Marie, Aaron, Léon, Jessica… Comment les prénoms se sont diversifiés en 80 ans
Les prénoms attribués aux enfants en France ont connu une évolution marquée au cours des 80 dernières années. Selon une étude de l’Insee publiée mercredi, les choix des parents se sont diversifiés, passant de quelques prénoms dominants à une multitude de possibilités.
En 2025, les parents français ont donné à leurs enfants plus de huit fois plus de prénoms différents qu’en 1946. Pour illustrer cette tendance, les 649 000 bébés nés en France l’an passé ont reçu 65 940 prénoms différents, alors qu’en 1946, les 869 000 naissances ne se répartissaient que sur 8 007 prénoms.
Cette diversité est particulièrement notable chez les filles, avec 1 131 prénoms pour 10 000 naissances en 2025, contre 994 pour les garçons. L’Insee souligne que la transmission intergénérationnelle des prénoms masculins réduit leur variété, tandis que les choix féminins sont souvent influencés par des critères esthétiques et les modes.
Historiquement, jusqu’en 1946, seuls les prénoms inscrits au calendrier ou inspirés de personnages historiques étaient autorisés, limitant ainsi la créativité des parents. Ce cadre légal a été assoupli progressivement, culminant avec la loi du 8 janvier 1993 qui consacre la liberté de choix tant que cela ne nuit pas à l’enfant.
L’impact de cette évolution est visible depuis la fin des années 1990, période à laquelle le nombre de prénoms pour 10 000 naissances atteignait environ 600 pour les filles et 500 pour les garçons. Malgré la popularité historique de prénoms comme Marie et Jean, leur usage a diminué de manière significative. En 1946, Jean était attribué à 53 380 garçons (12 % des naissances masculines), tandis qu’en 2024, il n’était plus que 540. Pour Marie, le déclin est similaire : 31 090 filles en 1946 (7,3 % des naissances) contre seulement 510 en 2025.

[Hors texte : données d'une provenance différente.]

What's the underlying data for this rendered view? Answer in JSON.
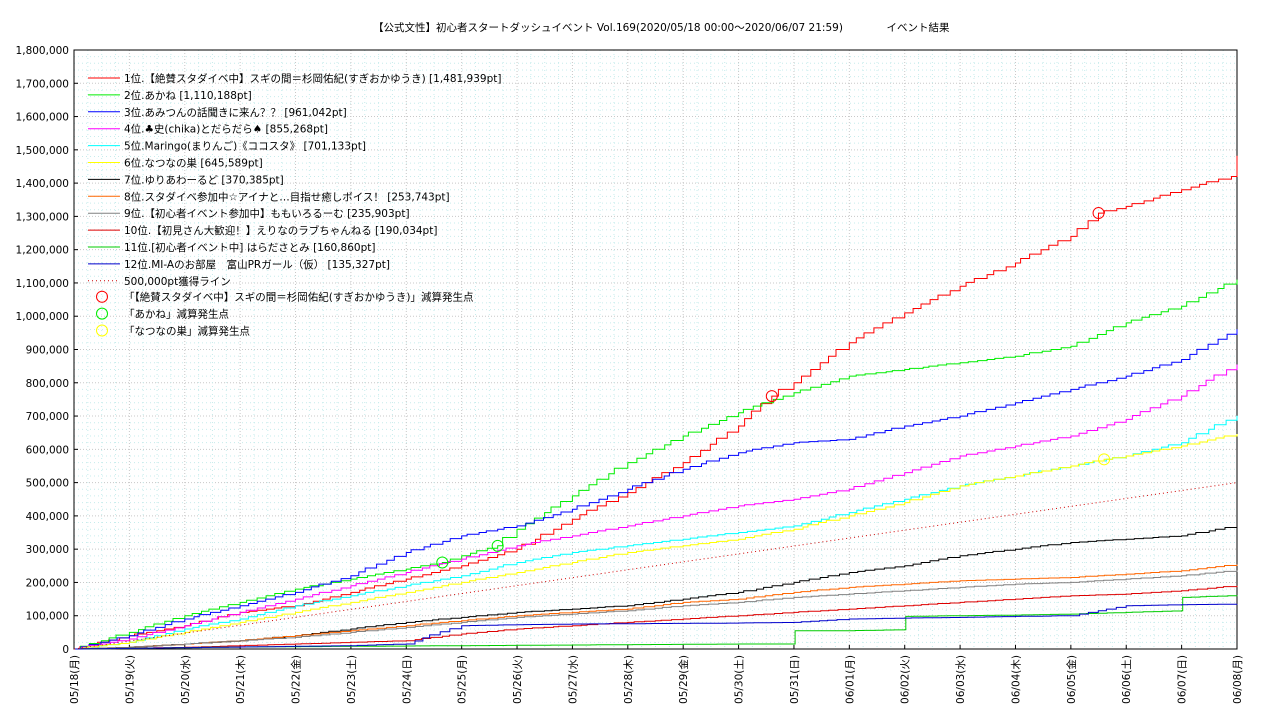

L’Insee note également que seuls 37 prénoms, dont 23 masculins et 14 féminins, ont été attribués au moins 100 fois chaque année pendant 80 ans. Parmi eux, des prénoms tels que Nicolas et Sophie perdent en popularité, représentant 18 % des naissances en 1946 contre seulement 6 % en 2025.
Enfin, la diversité des prénoms s’accompagne d’une augmentation des prénoms très rares, avec 607 000 prénoms recensés parmi les personnes nées en France entre 1946 et 2025 qui n’ont été donnés qu’une seule fois. Cette diversité est accentuée par les variations orthographiques, comme le montre le prénom Aaron qui peut s’écrire de 18 manières différentes.